Anak-anak juga bermain riang di arena yang disediakan. Sebagian terlihat serius mengikuti lomba yang diadakan. Orangtua mereka yang mengawasi tidak kalah seriusnya.
Anak muda berbaur di depan panggung, menikmati hiburan dari para penampil. Stan komunitas tidak kalah ramainya oleh pengunjung yang rerata berusia muda.
Peacetival kali ini merupakan kegiatan kedua setelah tahun 2015 di Bandung. Eddy Aqdhiwijaya, Koordinator Peacetival, mengungkapkan, pemilihan lokasi di Makassar karena anak muda di kota ini punya semangat tinggi untuk mewujudkan perdamaian. ”Contoh kecilnya, saat kami membutuhkan relawan. Info kami sebar hanya tiga hari, yang mendaftar sampai 180 orang. Bayangkan kalau seminggu, padahal kami hanya butuh 30 orang,” kata Eddy, di sela-sela acara.
Dari diskusi dengan relawan, lanjut Eddy, mereka menilai penilaian negatif orang terhadap Kota Makassar lebih tinggi dibandingkan dengan citra positifnya, utamanya terkait aksi kekerasan dan kriminalitas.
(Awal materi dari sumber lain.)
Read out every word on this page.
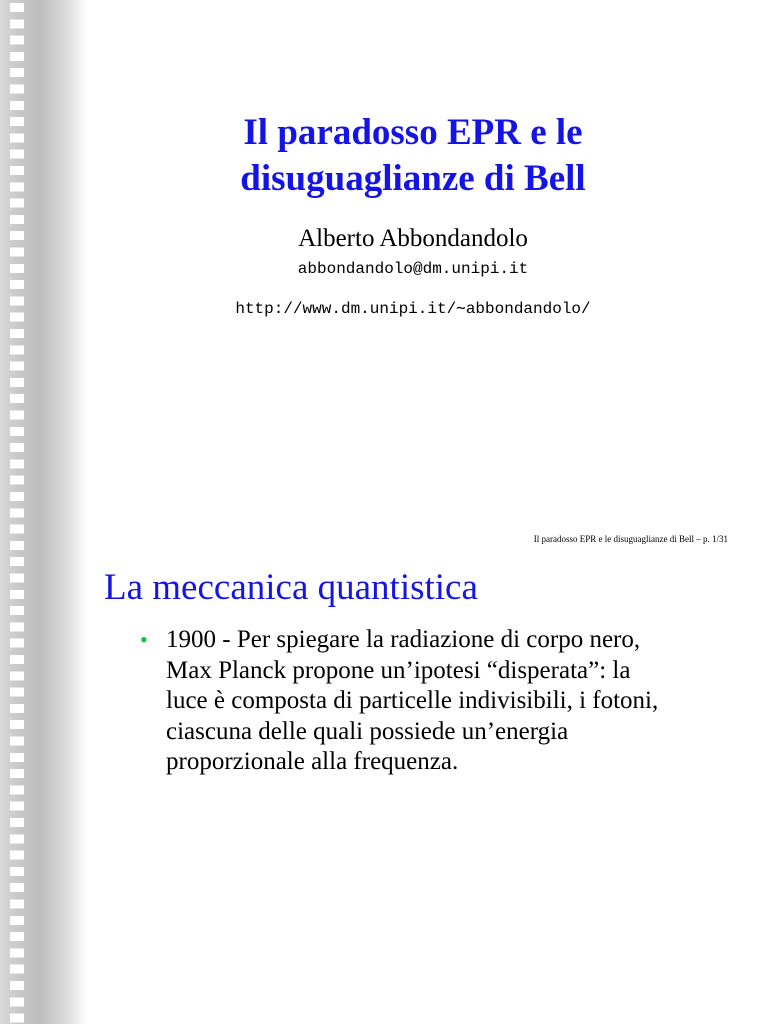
Il paradosso EPR e le
disuguaglianze di Bell
Alberto Abbondandolo
abbondandolo@dm.unipi.it
http://www.dm.unipi.it/∼abbondandolo/
Il paradosso EPR e le disuguaglianze di Bell – p. 1/31
La meccanica quantistica
• 1900 - Per spiegare la radiazione di corpo nero,
Max Planck propone un’ipotesi “disperata”: la
luce è composta di particelle indivisibili, i fotoni,
ciascuna delle quali possiede un’energia
proporzionale alla frequenza.
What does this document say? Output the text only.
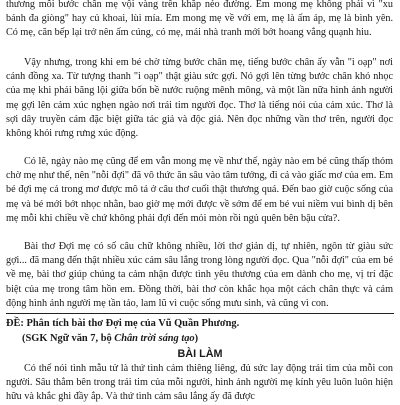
thương mỗi bước chân mẹ vội vàng trên khắp nẻo đường. Em mong mẹ không phải vì "xu bánh đa giòng" hay củ khoai, lùi mía. Em mong mẹ về với em, mẹ là ấm áp, mẹ là bình yên. Có mẹ, căn bếp lại trở nên ấm cúng, có mẹ, mái nhà tranh mới bớt hoang vắng quạnh hiu.

Vậy nhưng, trong khi em bé chờ từng bước chân mẹ, tiếng bước chân ấy vẫn "i oạp" nơi cánh đồng xa. Từ tượng thanh "i oạp" thật giàu sức gợi. Nó gợi lên từng bước chân khó nhọc của mẹ khi phải băng lội giữa bốn bề nước ruộng mênh mông, và một lần nữa hình ảnh người mẹ gợi lên cảm xúc nghẹn ngào nơi trái tim người đọc. Thơ là tiếng nói của cảm xúc. Thơ là sợi dây truyền cảm đặc biệt giữa tác giả và độc giả. Nên đọc những vần thơ trên, người đọc không khỏi rưng rưng xúc động.

Có lẽ, ngày nào mẹ cũng để em vẫn mong mẹ về như thế, ngày nào em bé cũng thấp thỏm chờ mẹ như thế, nên "nỗi đợi" đã vô thức ăn sâu vào tâm tưởng, đi cả vào giấc mơ của em. Em bé đợi mẹ cả trong mơ được mô tả ở câu thơ cuối thật thương quá. Đến bao giờ cuộc sống của mẹ và bé mới bớt nhọc nhằn, bao giờ mẹ mới được về sớm để em bé vui niềm vui bình dị bên mẹ mỗi khi chiều về chứ không phải đợi đến mỏi mòn rồi ngủ quên bên bậu cửa?.

Bài thơ Đợi mẹ có số câu chữ không nhiều, lời thơ giản dị, tự nhiên, ngôn từ giàu sức gợi... đã mang đến thật nhiều xúc cảm sâu lắng trong lòng người đọc. Qua "nỗi đợi" của em bé về mẹ, bài thơ giúp chúng ta cảm nhận được tình yêu thương của em dành cho mẹ, vị trí đặc biệt của mẹ trong tâm hồn em. Đồng thời, bài thơ còn khắc họa một cách chân thực và cảm động hình ảnh người mẹ tần tảo, lam lũ vì cuộc sống mưu sinh, và cũng vì con.

ĐỀ: Phân tích bài thơ Đợi mẹ của Vũ Quần Phương.
(SGK Ngữ văn 7, bộ Chân trời sáng tạo)
BÀI LÀM

Có thể nói tình mẫu tử là thứ tình cảm thiêng liêng, đủ sức lay động trái tim của mỗi con người. Sâu thẳm bên trong trái tim của mỗi người, hình ảnh người mẹ kính yêu luôn luôn hiện hữu và khắc ghi đầy ắp. Và thứ tình cảm sâu lắng ấy đã được
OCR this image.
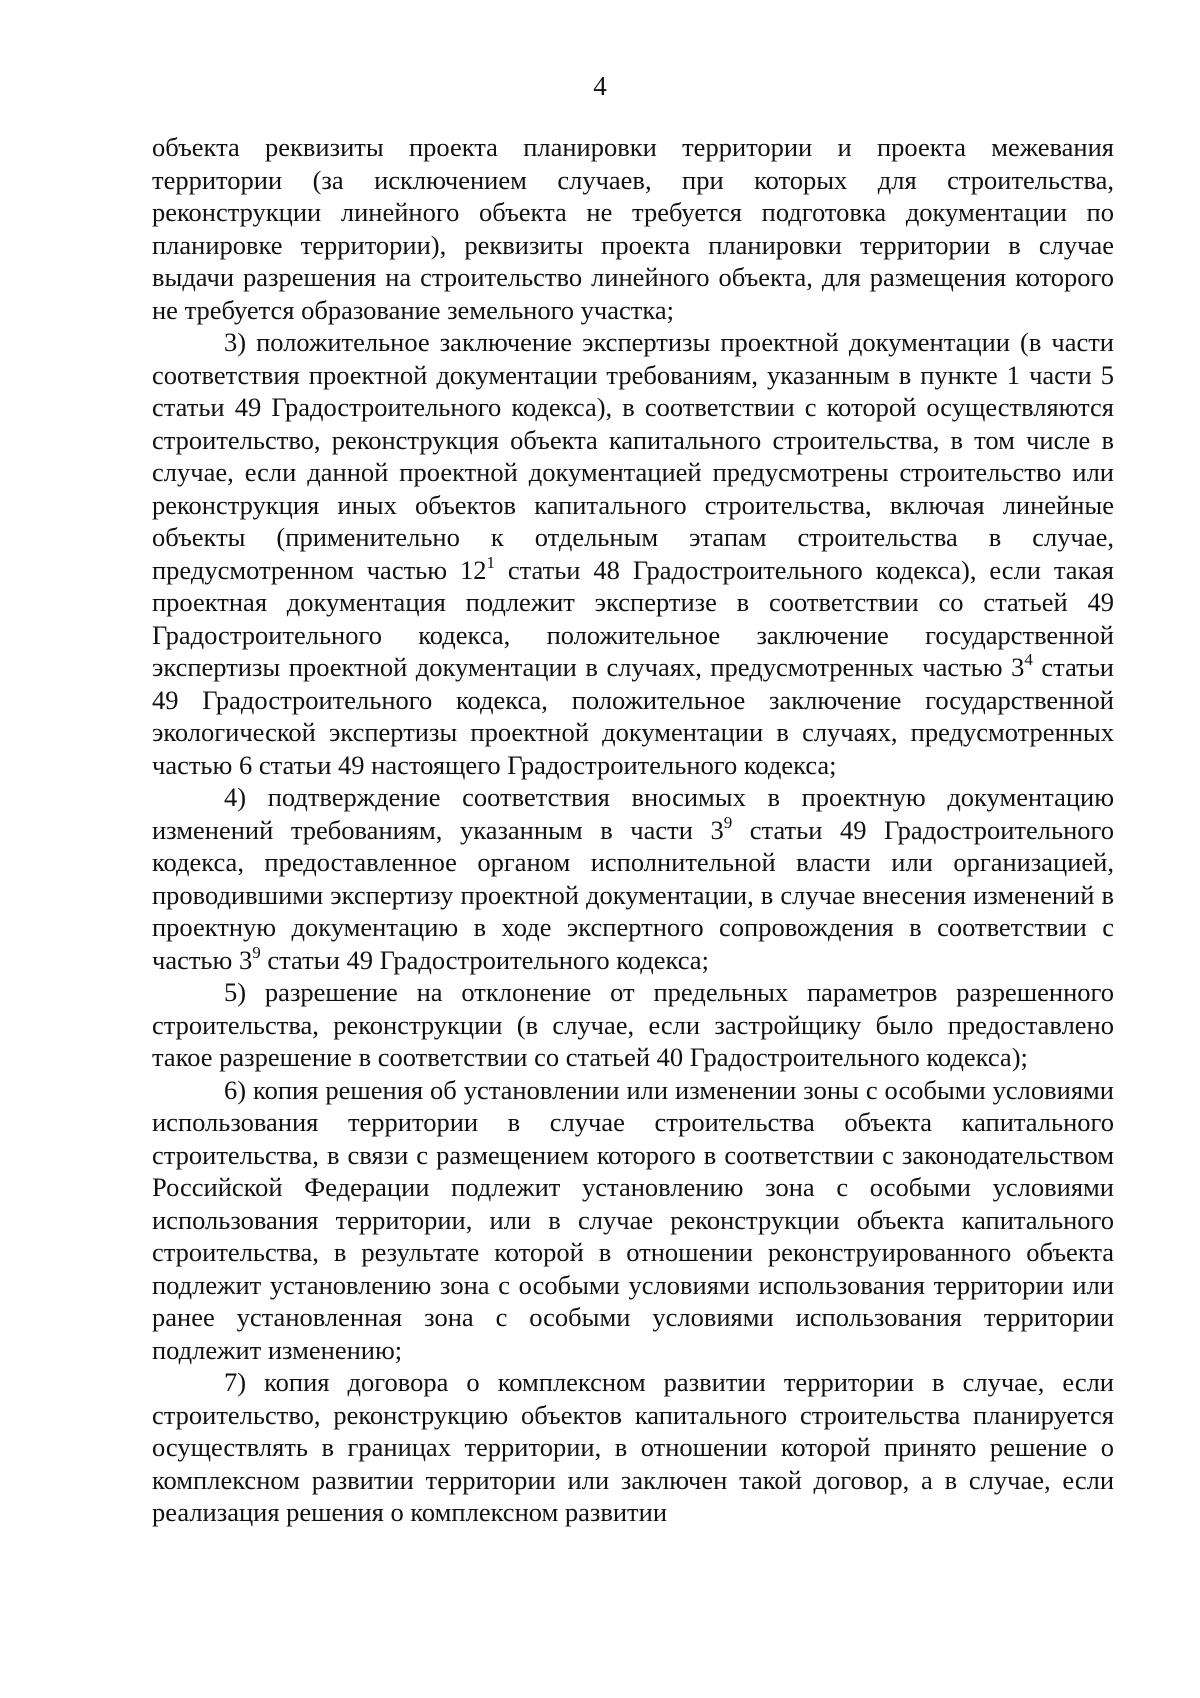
4

объекта реквизиты проекта планировки территории и проекта межевания территории (за исключением случаев, при которых для строительства, реконструкции линейного объекта не требуется подготовка документации по планировке территории), реквизиты проекта планировки территории в случае выдачи разрешения на строительство линейного объекта, для размещения которого не требуется образование земельного участка;

3) положительное заключение экспертизы проектной документации (в части соответствия проектной документации требованиям, указанным в пункте 1 части 5 статьи 49 Градостроительного кодекса), в соответствии с которой осуществляются строительство, реконструкция объекта капитального строительства, в том числе в случае, если данной проектной документацией предусмотрены строительство или реконструкция иных объектов капитального строительства, включая линейные объекты (применительно к отдельным этапам строительства в случае, предусмотренном частью $12^1$ статьи 48 Градостроительного кодекса), если такая проектная документация подлежит экспертизе в соответствии со статьей 49 Градостроительного кодекса, положительное заключение государственной экспертизы проектной документации в случаях, предусмотренных частью $3^4$ статьи 49 Градостроительного кодекса, положительное заключение государственной экологической экспертизы проектной документации в случаях, предусмотренных частью 6 статьи 49 настоящего Градостроительного кодекса;

4) подтверждение соответствия вносимых в проектную документацию изменений требованиям, указанным в части $3^9$ статьи 49 Градостроительного кодекса, предоставленное органом исполнительной власти или организацией, проводившими экспертизу проектной документации, в случае внесения изменений в проектную документацию в ходе экспертного сопровождения в соответствии с частью $3^9$ статьи 49 Градостроительного кодекса;

5) разрешение на отклонение от предельных параметров разрешенного строительства, реконструкции (в случае, если застройщику было предоставлено такое разрешение в соответствии со статьей 40 Градостроительного кодекса);

6) копия решения об установлении или изменении зоны с особыми условиями использования территории в случае строительства объекта капитального строительства, в связи с размещением которого в соответствии с законодательством Российской Федерации подлежит установлению зона с особыми условиями использования территории, или в случае реконструкции объекта капитального строительства, в результате которой в отношении реконструированного объекта подлежит установлению зона с особыми условиями использования территории или ранее установленная зона с особыми условиями использования территории подлежит изменению;

7) копия договора о комплексном развитии территории в случае, если строительство, реконструкцию объектов капитального строительства планируется осуществлять в границах территории, в отношении которой принято решение о комплексном развитии территории или заключен такой договор, а в случае, если реализация решения о комплексном развитии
Oleh karena itu, nilai-nilai perdamaian harus disebarluaskan dan terus digaungkan.
Pada dasarnya, menurut Eddy, anak muda Makassar membutuhkan wadah untuk berkumpul dan menuangkan ide. ”Mereka sebelumnya adalah silent majority, yang hanya butuh dikumpulkan dalam satu wadah. Fenomena intoleransi yang terjadi saat ini karena banyaknya orang toleran yang diam.”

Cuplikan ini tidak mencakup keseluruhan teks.